Um leitor que preferiu não se identificar encaminhou algumas fotos que mostram o total descaso com a população que usa e precisa dos serviços de saúde pública em Campo Grande. Conforme o nosso leitor, na noite de ontem (28), por volta das 21 horas foi levar a sogra na Unidade de Pronto Atendimento, a UPA do Bairro Coronel Antonino.
Chegando por lá, o posto estava lotado de pessoas esperando para serem atendidas, cena como já em todas as unidades de saúde do país e não diferente da nossa Capital. Enquanto a sogra aguardava em um dos bancos disponíveis, o nosso leitor foi fazer a ficha de entrada.

Segundo ele, três atendentes estavam no balcão principal, duas mulheres uniformizadas e um homem de camiseta polo amarela. “Eu cheguei e perguntei qual médico estava de plantão. Desde o inicio eu percebi um descaso, parecia que eles estavam ali obrigados, uma má vontade de nos informar”, disse o leitor que emendou “Como o balcão é em L, dei volta e vi o motivo da falta de vontade do atendimento.
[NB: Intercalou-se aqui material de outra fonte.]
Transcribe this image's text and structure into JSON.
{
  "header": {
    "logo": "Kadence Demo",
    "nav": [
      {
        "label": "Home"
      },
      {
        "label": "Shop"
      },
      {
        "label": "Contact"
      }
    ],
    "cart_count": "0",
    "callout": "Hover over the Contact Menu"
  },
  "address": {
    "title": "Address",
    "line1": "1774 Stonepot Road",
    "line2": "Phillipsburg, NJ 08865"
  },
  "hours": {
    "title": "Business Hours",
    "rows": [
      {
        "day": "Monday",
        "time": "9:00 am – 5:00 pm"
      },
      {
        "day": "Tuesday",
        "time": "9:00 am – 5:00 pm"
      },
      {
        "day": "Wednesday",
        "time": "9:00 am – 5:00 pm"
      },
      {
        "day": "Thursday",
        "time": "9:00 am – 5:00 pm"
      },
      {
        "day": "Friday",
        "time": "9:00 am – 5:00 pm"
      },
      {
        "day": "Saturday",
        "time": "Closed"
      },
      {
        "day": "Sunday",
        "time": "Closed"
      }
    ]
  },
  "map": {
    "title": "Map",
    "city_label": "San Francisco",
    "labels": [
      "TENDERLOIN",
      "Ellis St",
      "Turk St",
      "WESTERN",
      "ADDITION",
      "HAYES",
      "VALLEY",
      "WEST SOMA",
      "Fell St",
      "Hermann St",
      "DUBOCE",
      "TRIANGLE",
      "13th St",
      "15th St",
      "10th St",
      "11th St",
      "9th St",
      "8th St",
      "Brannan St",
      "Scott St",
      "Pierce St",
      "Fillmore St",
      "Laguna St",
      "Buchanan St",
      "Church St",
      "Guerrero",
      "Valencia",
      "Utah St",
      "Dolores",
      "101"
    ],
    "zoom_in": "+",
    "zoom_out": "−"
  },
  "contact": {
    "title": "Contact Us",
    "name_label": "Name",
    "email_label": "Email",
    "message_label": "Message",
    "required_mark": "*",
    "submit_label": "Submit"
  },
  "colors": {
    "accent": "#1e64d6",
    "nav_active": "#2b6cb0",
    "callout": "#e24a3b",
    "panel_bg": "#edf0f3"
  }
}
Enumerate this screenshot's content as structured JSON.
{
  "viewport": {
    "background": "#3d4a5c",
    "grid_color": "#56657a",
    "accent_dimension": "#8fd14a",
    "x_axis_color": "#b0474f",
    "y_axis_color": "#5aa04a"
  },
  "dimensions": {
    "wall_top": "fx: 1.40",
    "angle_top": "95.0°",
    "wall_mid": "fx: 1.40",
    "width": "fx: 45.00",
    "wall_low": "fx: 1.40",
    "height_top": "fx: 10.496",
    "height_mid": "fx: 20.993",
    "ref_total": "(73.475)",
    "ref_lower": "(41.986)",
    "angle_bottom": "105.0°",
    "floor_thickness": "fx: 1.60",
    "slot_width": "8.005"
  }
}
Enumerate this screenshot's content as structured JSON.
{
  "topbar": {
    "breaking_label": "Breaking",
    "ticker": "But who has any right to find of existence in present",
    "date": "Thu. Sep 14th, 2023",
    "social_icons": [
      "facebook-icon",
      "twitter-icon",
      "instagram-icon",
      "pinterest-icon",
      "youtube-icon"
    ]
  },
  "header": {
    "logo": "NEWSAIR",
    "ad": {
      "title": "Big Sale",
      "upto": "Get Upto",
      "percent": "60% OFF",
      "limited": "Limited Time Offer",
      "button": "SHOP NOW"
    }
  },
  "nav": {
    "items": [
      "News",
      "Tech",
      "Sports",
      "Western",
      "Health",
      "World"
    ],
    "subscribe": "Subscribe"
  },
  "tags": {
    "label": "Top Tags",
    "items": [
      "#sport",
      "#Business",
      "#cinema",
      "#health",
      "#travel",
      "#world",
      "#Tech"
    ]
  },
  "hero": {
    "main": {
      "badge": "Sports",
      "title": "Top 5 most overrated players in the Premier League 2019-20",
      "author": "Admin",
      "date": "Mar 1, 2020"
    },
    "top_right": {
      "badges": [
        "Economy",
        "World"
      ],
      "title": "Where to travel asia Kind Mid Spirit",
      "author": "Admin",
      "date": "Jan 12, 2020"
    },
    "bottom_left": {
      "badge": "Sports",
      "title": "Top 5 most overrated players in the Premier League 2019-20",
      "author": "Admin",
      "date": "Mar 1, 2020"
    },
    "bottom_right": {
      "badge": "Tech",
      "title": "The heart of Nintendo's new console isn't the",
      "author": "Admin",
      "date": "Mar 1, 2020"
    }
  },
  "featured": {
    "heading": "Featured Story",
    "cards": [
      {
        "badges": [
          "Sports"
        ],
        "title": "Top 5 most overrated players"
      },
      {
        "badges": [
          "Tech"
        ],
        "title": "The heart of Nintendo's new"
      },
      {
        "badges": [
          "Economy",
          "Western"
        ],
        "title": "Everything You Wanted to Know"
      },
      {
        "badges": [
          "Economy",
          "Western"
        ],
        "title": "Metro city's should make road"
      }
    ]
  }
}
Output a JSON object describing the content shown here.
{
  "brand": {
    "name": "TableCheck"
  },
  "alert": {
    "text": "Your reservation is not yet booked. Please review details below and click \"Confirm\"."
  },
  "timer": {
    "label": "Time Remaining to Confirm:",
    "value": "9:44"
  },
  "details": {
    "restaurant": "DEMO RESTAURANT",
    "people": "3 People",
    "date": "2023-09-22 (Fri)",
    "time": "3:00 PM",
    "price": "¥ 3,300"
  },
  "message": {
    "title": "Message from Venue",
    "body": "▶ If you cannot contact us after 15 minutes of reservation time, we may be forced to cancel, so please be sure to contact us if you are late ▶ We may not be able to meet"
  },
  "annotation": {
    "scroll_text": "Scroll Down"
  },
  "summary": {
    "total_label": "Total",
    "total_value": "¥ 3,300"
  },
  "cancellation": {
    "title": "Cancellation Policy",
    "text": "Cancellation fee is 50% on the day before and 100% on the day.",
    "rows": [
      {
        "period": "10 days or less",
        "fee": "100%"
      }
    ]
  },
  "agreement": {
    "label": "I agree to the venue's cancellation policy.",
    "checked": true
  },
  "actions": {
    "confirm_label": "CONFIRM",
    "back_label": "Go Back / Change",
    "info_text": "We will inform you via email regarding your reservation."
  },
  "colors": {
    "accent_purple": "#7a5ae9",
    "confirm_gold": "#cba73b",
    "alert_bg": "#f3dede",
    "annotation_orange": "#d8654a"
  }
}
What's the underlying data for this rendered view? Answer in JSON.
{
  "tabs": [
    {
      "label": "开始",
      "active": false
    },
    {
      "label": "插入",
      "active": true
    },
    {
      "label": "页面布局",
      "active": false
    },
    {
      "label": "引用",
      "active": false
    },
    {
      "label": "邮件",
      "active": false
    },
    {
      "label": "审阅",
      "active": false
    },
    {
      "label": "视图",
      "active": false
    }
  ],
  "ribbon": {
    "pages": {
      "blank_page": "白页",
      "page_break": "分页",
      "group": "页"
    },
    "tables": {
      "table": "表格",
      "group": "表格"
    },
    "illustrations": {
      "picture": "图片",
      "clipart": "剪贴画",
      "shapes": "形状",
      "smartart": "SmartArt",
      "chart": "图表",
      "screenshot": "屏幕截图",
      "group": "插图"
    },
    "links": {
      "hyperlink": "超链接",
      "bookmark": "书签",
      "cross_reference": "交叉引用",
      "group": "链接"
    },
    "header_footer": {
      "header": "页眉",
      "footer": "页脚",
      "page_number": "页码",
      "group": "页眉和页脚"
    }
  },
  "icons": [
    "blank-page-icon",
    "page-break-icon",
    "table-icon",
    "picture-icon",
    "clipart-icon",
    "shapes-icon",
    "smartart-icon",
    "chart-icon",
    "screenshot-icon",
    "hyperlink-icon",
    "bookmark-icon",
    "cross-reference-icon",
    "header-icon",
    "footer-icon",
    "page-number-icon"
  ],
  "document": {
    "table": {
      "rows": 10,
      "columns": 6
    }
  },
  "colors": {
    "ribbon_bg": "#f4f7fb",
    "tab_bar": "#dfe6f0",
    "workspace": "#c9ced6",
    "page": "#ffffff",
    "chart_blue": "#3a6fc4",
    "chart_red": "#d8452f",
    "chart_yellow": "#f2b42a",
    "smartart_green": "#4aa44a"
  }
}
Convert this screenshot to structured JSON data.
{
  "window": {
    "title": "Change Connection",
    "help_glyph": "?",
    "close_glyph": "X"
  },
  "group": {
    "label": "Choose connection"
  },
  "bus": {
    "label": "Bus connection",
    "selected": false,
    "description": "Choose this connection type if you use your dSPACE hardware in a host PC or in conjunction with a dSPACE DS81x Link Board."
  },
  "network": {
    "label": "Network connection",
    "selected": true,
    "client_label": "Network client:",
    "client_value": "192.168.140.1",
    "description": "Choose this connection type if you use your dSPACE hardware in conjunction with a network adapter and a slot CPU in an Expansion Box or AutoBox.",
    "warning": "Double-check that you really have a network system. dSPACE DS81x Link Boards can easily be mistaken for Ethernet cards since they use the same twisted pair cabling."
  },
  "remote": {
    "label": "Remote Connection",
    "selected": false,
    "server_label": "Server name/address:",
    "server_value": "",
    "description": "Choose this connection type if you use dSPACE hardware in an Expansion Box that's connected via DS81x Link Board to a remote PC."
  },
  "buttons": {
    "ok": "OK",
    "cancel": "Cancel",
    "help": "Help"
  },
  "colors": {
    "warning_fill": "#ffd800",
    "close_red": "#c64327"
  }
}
As duas atendentes estavam no Facebook”, revelou.
As fotos foram encaminhadas pelo aplicativo Repórter Top, via WhatsApp da redação Top Mídia News 9826 0686. É possível ver nitidamente pelo menos uma servidora com a tela do computador na rede social Facebook. A colega ao lado também estava usando a rede social em horário de trabalho, mas pela posição da câmera não foi possível flagrá-la.
O fato causou revolta e um principio de tumulto entre o grupo de pessoas que esperavam por atendimento, entre eles mães com crianças, idosos e alguns jovens e as duas mulheres do balcão. Um guarda municipal foi chamado para conter os ânimos.

Para a doméstica Marinice Braga, 32 anos a falta de respeito de servidores públicos em repartições de saúde se tornou comum. “Sempre frequento o posto daqui e do Nova Bahia, não sei o que é pior. Se é a espera pelo atendimento, a falta de médicos, ou remédios ou esses atendentes que parecem que não são seres humanos”, disse Marinice.
Já o aposentado Waldir Pereira, 61 anos, disse que a falta de respeito é ’anormal’. “Isso acontece sempre e ninguém faz nada. Vocês, a mídia tem que vir gravar aqui sempre, todo dia acontece coisas inacreditáveis nos postos de saúde. Tinha que colocar gente educada, disposta a trabalhar e atender bem a população que já chega doente, procurando ajuda e ainda é humilhada. Isso não é humano, é anormal’’, concluiu o aposentado.
A equipe de reportagem ligou para o secretário municipal de saúde do município Jamal Salém, mas, o celular de Salém caía em caixa postal. Já na UPA do Cel. Antonino ninguém quis gravar entrevista quando explicávamos sobre o assunto.